Friendly Reminder to Myself
2/10 – Life is interesting. Questions we get to ask ourselves. Okay, I know, it never makes sense to talk about “we” when what I know is “me”. Own my own, and talk what I know about, and anyway, no one really likes it when they hear someone else speaking for them. So, forgot how I started. Let me talk about questions I am asking myself these days, kind of big old important questions too. One of which addresses the issue of isolation, for which, on face value, there can be made a case there is that. Relevant these days in my life. For suresies if you hear my wife tell it. And I say that with love and with gratitude, whether I agree or not or agree to some degree, which I’d be silly not too, and maybe I will come around by this writing time’s tick tock ending with the more generalized wonder of is isolation an issue for others of my era too. But to begin – just me.
So my wife is pretty much forever letting me know she believes I am overly isolated, as in I hang out with no one but her – yeah, the kids, but she’s talking about some approximate decade folks. And it is true. How this has happened I’m not exactly sure, certainly a beginning take would be the 2008 cross-country drive from Wareham, MA to Vancouver, WA, the subsequent settling in here to a life in the Northwest – that anchor being the blind date that morphed into my blessed 10-year marriage. The fact Jack is I did have a number of active, hang-out, do-stuff-together, watch-the-Sox, go-to-meetings peeps back there in the Bay State, whatever part of it I was habituating in at any given time, and none of those kids took the long Route 80 drive out here with me, so as to the first morning I woke up in Washington state I had not one single friend within 500 miles.

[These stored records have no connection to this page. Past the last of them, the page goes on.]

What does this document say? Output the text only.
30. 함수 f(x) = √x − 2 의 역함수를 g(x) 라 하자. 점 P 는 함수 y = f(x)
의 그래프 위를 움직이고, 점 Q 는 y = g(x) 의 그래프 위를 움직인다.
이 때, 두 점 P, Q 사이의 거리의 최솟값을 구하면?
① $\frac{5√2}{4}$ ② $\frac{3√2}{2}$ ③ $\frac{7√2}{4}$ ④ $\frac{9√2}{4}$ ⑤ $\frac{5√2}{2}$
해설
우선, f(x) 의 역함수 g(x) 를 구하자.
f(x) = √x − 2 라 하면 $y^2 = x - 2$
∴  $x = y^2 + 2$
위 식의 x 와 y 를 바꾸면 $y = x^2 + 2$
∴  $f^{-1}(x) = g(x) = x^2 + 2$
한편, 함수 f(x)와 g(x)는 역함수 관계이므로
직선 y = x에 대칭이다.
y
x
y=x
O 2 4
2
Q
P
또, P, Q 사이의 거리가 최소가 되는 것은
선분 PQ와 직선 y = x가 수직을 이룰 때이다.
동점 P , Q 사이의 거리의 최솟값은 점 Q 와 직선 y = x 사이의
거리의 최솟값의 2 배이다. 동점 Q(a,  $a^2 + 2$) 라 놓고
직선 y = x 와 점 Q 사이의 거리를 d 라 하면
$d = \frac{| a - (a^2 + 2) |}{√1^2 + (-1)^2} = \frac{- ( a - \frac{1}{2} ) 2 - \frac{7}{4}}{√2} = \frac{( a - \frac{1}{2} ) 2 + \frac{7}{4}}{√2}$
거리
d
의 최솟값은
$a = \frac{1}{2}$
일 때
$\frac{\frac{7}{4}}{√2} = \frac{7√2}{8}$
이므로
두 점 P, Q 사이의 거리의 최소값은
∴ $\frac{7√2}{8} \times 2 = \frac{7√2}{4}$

Not one. Age 60. Without one friend.
And, look, now it has been 10 plus years, and through a couple of jobs before quitting that work thing way back in 2011, and a number of “those meetings’, sure, I met people and made friends and did stuff, especially with a young surfer dude named Mike from New Jersey. But after a while he moved back to the Garden State and I found myself in meetings surrounded more often than not with millennials, and – no offense – but who the Christ in their right mind would consciously choose to hang around with millennials. And then nearly a year ago I stopped going to those meetings altogether, and I started drinking coffee nearly always at home instead of the coffee shop I haunted right up the road for years, and six months or so, maybe more, my wife began the mantra of worry and isolation. Then last week I flew down to Oakland, CA (notice how all the states in this story are two letter abbreviations ending in ‘A’) and somewhere while there read in a Jack Kerouac letter to a friend that authors and artists need friends, need to be around people, and so I spilled my guts around this to my main man Gavin and his main squeeze Jen (also a long-ago friend for me) and received a bunch of feedback from then – more cogently directly clearly from Jen – that, yeah Brah, being so isolated ain’t good and you need to get your ass in gear back up there in Portland, so as we don’t have to be all worried about you and everything. Like your Susan is.

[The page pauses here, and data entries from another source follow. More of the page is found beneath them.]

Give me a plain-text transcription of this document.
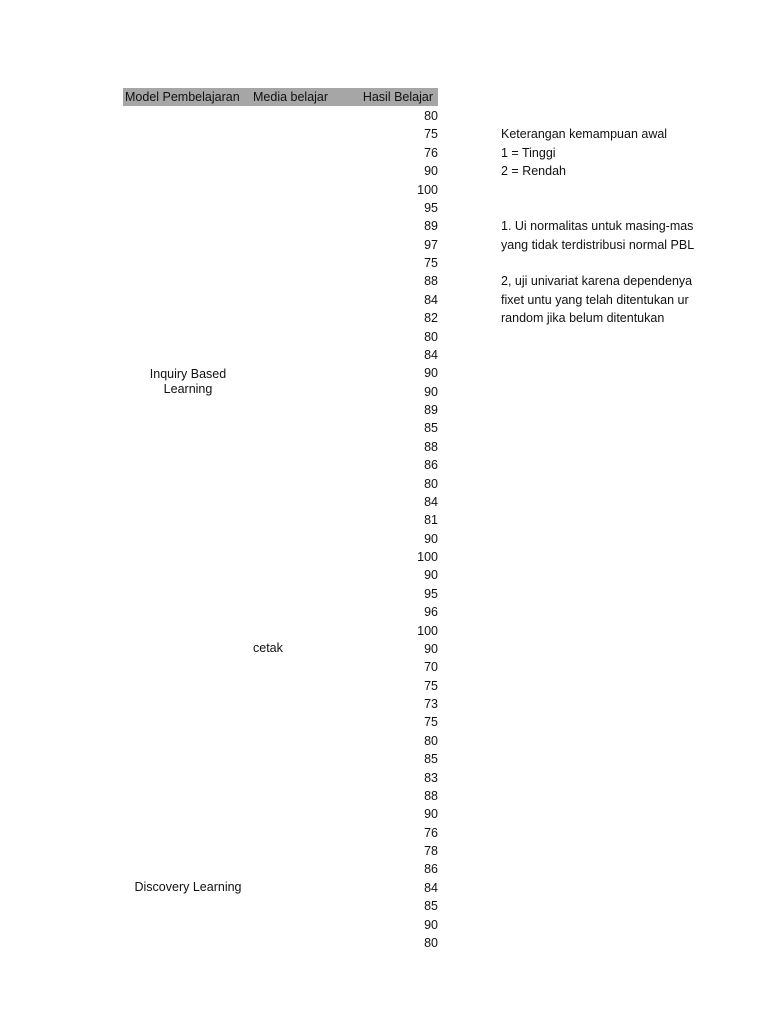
Model Pembelajaran Media belajar	Hasil Belajar
Inquiry Based Learning
cetak
Discovery Learning
80
75
76
90
100
95
89
97
75
88
84
82
80
84
90
90
89
85
88
86
80
84
81
90
100
90
95
96
100
90
70
75
73
75
80
85
83
88
90
76
78
86
84
85
90
80
Keterangan kemampuan awal
1 = Tinggi
2 = Rendah
1. Ui normalitas untuk masing-mas
yang tidak terdistribusi normal PBL
2, uji univariat karena dependenya
fixet untu yang telah ditentukan ur
random jika belum ditentukan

So, since I’ve been back (less than 48 hours), I have gone on Craigslist and created and floated an over 65 coffee shop discussion (no politics) group. I have also commited to attend a writer’s group Thursday night, it’s in a bar I used to drink coffee in when I first moved here to the Rose City, which is primarily to try and help me get some of my stuck pieces of fiction possibly unstuck, but could I suppose have the side benefit of maybe meeting someone I could possibly like and even get a coffee with sometime. I have also taken the loving suggestion from my Susan (“You will do this!”) to give her the house when the kids are out Thursdays, so as she gets sacred alone time, and so I’ve commited to go somewhere. And while one of the somewhere possibilities is the movies – and I’m leaning that way – the other is to dip my toe back into one of those meetings and if nothing else, for an hour at a time I’d volunteer away isolation.
These are the things I currently do – I write, I read, I go for walks, I stream cool movies and TV, I blast X and Rancid on solo rides in my car, I meditate. Yup, these are all pretty much all-alone activities, other than with the wife, who possibly is feeling a tad overwhelmed by being my one playmate. I like being alone. They say you measure a society by how well its people can sit in a chair alone in a room. I do that real good. But, I don’t know, maybe, possibly I ought to try the people thing again.
P.S. – The picture: Me not isolating.